ORLANDO, FLA. (FOX 46 WJZY) - A top TSA official settled a sexual harassment and retaliation lawsuit filed by a subordinate in 2015 and was promoted a month later, a FOX 46 investigation uncovered.
“He said he 'has eight inches of c--- waiting on you any time you want it,'” said Sonya Labosco, a former air marshal supervisor.
For the first time, this former cop turned air marshal supervisor is speaking out publicly. She is accusing her former boss, now a top TSA official, of sexual harassment, physical assault and retaliation.
“He held his hands over his erection in his pants,” she said, describing an incident at a party on May 9, 2009. “I was in shock.”
Labosco says her then boss, Charles “Chas” Cook, suggested he could advance her career if she gave into his sexual advances.
“Chas put his hand behind my neck and tried to kiss me on the mouth. So, he pulled my head to his head inside the kitchen and tried to kiss me,” she said, after he called her into the kitchen to talk. “I pulled back very strongly.”
“He was the one that would help me move up the ladder," she said Cook told her. "That he and I could be a 'power couple.' He made those specific words that we could be a ‘power couple.’...I felt very sad that my supervisor looked at me as that type of object.”
When he didn’t get what he wanted, she alleges Cook demoted her. She claims retaliation.
Labosco’s now husband, who was an air marshal at the time, says he witnessed the incident.
“What I saw is Chas Cook grab Sonya by the back of the head,” said Anthony Labosco. “And then motion to his genital area with his other hand.”
The following year, Labosco says Cook physically assaulted her because she did not leave a meeting fast enough.
“He grabbed my arm, twisted it really hard, left fingerprints on my arm and tried to pull me out of the room,” she recalled. “He told me to get the f--- out of the room. I better get the f--- out now.”
The TSA says it “thoroughly investigated” her complaints and found them “unsupported.” However, FOX 46 found a current air marshal, who we are not identifying because of their position, who witnessed Cook grab Labosco’s arm. The air marshal says they were never interviewed by anyone at the TSA.
“He grabbed her arm and he shook her. She was extremely caught off guard,” the air marshal said. “She grabbed the arm afterward. It did appear to hurt her.”
Labosco filed a federal lawsuit and made a complaint with the government’s Equal Employment Opportunity Commission. Cook denied the allegations but the EEOC concluded in its report: “the record established that, at a minimum, [Cook] placed his hands upon [Labosco] and grabbed her arm.”

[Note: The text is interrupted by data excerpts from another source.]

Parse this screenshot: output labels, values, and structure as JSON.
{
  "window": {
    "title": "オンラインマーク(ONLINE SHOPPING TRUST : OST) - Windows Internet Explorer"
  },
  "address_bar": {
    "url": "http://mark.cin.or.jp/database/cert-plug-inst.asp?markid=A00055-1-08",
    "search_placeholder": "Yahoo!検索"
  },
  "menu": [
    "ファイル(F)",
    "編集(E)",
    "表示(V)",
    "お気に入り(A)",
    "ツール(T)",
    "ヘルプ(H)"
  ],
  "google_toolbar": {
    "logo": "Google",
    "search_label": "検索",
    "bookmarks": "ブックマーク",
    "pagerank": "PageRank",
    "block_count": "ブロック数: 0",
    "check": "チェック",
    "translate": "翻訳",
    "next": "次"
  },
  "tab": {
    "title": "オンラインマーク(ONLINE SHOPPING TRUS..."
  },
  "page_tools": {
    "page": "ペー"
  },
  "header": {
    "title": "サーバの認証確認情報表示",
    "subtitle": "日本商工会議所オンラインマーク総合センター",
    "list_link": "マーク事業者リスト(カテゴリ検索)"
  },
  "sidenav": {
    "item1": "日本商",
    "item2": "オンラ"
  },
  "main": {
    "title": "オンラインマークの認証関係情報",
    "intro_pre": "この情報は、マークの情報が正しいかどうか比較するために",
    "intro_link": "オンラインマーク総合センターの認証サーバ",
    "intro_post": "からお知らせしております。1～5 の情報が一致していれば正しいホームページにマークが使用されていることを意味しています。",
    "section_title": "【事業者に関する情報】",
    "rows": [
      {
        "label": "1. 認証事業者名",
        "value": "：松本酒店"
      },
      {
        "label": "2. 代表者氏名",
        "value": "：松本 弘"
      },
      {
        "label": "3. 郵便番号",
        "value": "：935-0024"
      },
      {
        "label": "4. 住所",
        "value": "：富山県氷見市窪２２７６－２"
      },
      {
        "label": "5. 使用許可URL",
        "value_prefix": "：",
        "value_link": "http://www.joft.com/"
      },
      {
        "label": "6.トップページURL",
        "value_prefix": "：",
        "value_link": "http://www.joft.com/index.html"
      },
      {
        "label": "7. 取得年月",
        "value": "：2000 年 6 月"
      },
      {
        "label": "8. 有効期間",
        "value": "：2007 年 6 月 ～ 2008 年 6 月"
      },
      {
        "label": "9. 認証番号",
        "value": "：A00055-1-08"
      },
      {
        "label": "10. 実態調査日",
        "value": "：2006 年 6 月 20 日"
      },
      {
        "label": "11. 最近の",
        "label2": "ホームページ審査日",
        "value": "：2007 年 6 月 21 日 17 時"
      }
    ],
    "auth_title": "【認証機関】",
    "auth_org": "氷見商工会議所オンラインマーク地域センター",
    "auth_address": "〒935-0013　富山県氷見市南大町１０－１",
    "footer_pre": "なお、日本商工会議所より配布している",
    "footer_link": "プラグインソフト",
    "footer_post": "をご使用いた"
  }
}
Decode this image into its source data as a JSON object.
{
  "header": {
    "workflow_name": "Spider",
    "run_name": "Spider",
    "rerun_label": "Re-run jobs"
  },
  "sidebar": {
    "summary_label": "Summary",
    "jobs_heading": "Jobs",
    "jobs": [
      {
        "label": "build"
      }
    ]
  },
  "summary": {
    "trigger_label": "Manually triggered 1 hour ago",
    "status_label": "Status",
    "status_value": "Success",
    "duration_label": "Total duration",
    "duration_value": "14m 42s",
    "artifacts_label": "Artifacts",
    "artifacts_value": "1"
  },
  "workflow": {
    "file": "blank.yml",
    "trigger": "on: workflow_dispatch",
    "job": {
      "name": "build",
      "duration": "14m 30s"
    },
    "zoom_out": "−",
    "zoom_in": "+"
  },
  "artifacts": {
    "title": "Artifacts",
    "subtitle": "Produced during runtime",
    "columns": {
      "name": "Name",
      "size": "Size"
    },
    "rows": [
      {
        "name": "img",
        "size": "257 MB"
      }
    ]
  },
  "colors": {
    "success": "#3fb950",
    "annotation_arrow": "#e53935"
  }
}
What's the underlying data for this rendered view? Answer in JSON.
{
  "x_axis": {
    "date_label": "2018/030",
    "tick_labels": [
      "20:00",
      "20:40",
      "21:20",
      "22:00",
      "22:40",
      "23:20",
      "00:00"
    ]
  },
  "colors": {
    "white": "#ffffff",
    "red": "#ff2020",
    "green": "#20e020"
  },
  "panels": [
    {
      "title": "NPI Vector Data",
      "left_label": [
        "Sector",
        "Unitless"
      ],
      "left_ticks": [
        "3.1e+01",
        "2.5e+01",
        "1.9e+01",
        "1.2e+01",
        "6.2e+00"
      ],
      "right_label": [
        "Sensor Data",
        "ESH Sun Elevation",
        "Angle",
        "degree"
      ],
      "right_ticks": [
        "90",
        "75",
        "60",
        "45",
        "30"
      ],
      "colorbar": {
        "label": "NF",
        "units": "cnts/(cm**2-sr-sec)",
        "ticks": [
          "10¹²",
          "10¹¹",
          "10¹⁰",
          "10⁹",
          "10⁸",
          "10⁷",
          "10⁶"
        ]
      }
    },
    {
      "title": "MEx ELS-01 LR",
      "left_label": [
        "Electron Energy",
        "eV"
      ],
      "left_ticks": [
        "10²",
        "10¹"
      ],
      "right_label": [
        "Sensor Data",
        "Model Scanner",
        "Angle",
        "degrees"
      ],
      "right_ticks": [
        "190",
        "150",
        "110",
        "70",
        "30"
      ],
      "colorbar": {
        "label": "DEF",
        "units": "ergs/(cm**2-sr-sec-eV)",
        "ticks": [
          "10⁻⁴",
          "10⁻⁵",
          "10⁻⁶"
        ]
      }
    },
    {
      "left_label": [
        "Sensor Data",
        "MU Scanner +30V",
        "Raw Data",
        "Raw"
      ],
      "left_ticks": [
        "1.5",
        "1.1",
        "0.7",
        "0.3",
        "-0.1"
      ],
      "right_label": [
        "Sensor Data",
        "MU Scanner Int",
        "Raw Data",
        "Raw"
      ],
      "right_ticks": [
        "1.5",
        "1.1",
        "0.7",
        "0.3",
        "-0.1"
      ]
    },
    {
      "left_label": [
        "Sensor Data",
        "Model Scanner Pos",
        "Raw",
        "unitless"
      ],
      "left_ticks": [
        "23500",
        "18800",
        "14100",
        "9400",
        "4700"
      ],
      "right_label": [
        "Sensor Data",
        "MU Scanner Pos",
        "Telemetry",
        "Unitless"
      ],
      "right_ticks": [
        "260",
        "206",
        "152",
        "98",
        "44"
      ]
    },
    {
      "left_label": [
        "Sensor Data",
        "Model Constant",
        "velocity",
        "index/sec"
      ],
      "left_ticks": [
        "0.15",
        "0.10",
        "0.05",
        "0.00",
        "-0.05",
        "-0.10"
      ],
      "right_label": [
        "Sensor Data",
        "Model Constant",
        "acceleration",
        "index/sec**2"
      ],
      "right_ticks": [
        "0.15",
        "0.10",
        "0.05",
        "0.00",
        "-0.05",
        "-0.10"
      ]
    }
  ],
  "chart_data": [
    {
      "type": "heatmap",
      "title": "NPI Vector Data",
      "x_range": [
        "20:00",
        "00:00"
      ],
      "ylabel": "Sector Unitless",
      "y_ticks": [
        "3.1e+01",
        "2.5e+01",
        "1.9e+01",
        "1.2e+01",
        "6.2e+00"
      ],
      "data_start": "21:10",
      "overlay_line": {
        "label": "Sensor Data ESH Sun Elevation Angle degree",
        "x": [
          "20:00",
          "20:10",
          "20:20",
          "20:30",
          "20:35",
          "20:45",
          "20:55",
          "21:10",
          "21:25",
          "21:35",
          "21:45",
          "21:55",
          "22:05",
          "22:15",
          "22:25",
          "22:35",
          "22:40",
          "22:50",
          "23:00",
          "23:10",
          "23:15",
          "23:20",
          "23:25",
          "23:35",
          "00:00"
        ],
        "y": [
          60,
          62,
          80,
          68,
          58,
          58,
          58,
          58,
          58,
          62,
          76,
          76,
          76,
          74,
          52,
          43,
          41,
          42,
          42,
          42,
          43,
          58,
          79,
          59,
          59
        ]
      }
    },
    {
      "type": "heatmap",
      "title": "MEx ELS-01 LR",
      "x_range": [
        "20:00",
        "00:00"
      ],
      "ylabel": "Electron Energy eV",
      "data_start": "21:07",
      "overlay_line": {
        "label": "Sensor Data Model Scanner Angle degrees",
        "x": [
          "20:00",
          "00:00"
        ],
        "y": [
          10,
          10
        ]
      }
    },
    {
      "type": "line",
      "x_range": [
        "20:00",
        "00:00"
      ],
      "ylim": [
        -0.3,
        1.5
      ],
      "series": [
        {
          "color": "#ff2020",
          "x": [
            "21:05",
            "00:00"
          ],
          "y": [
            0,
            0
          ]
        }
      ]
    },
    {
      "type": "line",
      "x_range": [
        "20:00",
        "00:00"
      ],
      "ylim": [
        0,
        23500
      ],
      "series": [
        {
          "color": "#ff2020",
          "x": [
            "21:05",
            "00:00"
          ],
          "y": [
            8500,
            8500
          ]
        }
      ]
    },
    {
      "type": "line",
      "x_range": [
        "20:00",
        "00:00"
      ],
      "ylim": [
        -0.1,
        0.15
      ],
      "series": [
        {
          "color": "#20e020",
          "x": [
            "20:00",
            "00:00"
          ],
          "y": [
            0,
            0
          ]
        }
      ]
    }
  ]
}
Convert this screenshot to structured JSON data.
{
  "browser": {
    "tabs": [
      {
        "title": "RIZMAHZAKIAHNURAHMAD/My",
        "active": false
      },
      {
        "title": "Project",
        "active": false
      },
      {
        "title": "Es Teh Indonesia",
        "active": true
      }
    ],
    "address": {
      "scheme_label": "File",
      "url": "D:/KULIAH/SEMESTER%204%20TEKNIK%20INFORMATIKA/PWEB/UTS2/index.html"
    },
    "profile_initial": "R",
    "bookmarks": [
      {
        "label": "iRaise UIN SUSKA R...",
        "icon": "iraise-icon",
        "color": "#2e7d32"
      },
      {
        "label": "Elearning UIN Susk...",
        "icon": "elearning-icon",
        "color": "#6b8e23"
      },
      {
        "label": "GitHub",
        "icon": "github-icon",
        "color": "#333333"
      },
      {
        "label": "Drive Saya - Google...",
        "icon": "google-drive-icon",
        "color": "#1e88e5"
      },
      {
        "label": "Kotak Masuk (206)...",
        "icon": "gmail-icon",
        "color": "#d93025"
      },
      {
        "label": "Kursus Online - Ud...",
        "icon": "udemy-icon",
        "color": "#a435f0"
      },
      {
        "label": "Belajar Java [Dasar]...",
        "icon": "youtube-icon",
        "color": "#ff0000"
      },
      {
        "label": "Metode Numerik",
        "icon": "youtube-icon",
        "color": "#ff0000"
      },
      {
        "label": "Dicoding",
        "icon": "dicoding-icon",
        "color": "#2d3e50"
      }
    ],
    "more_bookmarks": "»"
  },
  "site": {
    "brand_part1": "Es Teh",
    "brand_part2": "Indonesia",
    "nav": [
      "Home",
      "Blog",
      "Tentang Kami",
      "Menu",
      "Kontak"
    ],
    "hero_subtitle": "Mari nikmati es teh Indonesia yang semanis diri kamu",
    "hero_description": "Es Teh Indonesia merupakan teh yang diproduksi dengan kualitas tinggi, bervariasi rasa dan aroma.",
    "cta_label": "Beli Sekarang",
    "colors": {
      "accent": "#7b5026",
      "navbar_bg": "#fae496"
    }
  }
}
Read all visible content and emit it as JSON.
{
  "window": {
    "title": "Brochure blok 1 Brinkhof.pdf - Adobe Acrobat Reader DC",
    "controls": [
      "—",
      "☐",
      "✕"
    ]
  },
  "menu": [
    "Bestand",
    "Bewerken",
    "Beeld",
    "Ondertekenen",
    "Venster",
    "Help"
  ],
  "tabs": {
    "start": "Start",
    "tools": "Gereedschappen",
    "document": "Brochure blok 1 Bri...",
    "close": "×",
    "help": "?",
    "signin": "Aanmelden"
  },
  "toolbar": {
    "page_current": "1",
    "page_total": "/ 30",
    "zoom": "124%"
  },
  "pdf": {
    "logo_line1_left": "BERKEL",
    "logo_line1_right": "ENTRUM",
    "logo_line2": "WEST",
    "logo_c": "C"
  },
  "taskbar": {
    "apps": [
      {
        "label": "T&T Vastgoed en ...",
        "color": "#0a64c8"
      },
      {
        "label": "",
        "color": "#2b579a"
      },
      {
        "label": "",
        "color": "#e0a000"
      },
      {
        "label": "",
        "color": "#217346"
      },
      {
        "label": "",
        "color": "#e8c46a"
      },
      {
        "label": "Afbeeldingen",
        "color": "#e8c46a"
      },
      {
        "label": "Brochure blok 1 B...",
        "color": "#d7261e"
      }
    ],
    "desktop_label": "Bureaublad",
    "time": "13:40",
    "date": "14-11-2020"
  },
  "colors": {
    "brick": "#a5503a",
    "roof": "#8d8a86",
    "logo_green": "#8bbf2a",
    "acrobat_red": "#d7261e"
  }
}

The TSA sent Cook a “Letter of Reprimand” for cursing. The TSA called his behavior “unacceptable” and said the allegations of sexual harassment were of “such concern” he could be fired if it happened again. Then they offered him "confidential counseling."
A month after taxpayer dollars were used to settle Labosco’s lawsuit in 2015, reportedly for a six figure amount, Cook was promoted. The TSA refused to let us talk with him. Cook's LinkedIn profile lists his title as Deputy Assistant Director at the Federal Air Marshal Service.
His official title is "branch manager" over "Flight Programs," according to an organizational chart provided to FOX 46.
“That’s like putting the fox over the hen house,” said Labosco.
Given the #MeToo movement, FOX 46 asked if TSA would want to talk to the witness who was never interviewed, or re-interview Labosco. The TSA responded that “this matter was resolved” and the case settled without a finding of fault.
“TSA stands by its employees,” said TSA spokesman Thomas Kelly.
Rep. Darren Soto (D-Florida) stands by Labosco.
“I believe her,” the Congressman said, calling her allegations “outrageous.”
“There should be some reprimand rather than continued promotions,” said Soto. “Obviously, we’ll be looking into it along with our colleagues...Especially in an area, like TSA, when you’re talking about top security clearances and the public safety...it just becomes more egregious when you add promotions. It seems like that’s rewarding, or at least not punishing people, for behavior that’s wholly inappropriate.”
Correction: FOX 46 originally reported that Mr. Cook was the "number three" official overseeing the Federal Air Marshal Service, which is incorrect. Mr. Cook's LinkedIn profile says he is the "Deputy Assistant Director" of the FAMS. An organizational chart provided to FOX 46 lists his title as "branch manager" over "Flight Programs."